Novelist and essayist Anne Lamott tells the story of a time she was out shopping for clothing with a friend who was terminally ill:

She was in a wheelchair, wearing a wig to cover her baldness, weighing almost no pounds, but very serene, very alive. We were at Macy’s. I was modeling a short dress for her that I thought my boyfriend would like.

But then I asked whether it made me look big in the hips, and Pammy said, as clear and kind as a woman can be, “Annie? You really don’t have that kind of time.” I just got it. I got it deep in my being . . . You don’t have that kind of time.

And she is right. We don’t have that kind of time. We live under the illusion that we have plenty of time to worry.

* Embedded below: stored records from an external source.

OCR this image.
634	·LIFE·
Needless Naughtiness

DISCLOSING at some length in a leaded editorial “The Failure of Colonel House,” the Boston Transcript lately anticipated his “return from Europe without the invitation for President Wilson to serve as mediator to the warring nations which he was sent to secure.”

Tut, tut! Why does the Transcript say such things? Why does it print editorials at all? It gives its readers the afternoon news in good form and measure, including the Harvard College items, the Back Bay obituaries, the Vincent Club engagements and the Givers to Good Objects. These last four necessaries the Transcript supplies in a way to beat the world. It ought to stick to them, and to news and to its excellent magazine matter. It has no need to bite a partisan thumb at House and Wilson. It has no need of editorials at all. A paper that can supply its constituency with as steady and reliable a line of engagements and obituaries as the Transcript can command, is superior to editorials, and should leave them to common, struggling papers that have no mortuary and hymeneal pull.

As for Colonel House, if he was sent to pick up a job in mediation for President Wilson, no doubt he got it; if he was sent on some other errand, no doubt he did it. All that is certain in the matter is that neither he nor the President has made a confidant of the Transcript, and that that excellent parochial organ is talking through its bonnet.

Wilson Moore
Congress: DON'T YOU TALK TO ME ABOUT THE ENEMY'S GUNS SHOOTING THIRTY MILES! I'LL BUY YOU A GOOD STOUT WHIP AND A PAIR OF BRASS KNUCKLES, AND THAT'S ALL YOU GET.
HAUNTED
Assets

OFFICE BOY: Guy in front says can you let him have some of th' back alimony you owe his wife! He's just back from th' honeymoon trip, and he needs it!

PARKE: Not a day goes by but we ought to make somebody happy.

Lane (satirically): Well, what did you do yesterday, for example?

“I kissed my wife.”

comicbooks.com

We have the feeling that we have hours and days and weeks and months and years to concern ourselves about whether our hips look big or the house is drafty or the bills are piling up or there is dust under the furniture or the car needs vacuuming or the kitchen is outdated. But we don’t.

My mother realized that those kinds of worries added up to nothing on the day my father became ill.

She found that she no longer had time to worry about meeting agendas and traffic tie-ups and household clutter and gas prices and rainy days and rusted gutters—all the things that consume so much of our time and energy.

She found she only had time to love the man she had committed her life to over three decades before. And that is just what she did.

We don’t have to wait for a crisis to realize that we only have time to love what is real. We only have time to care for what is right in front of us. To vow to let go our worries is a vow to love what’s most sacred.

And once we realize this, we’ll be free.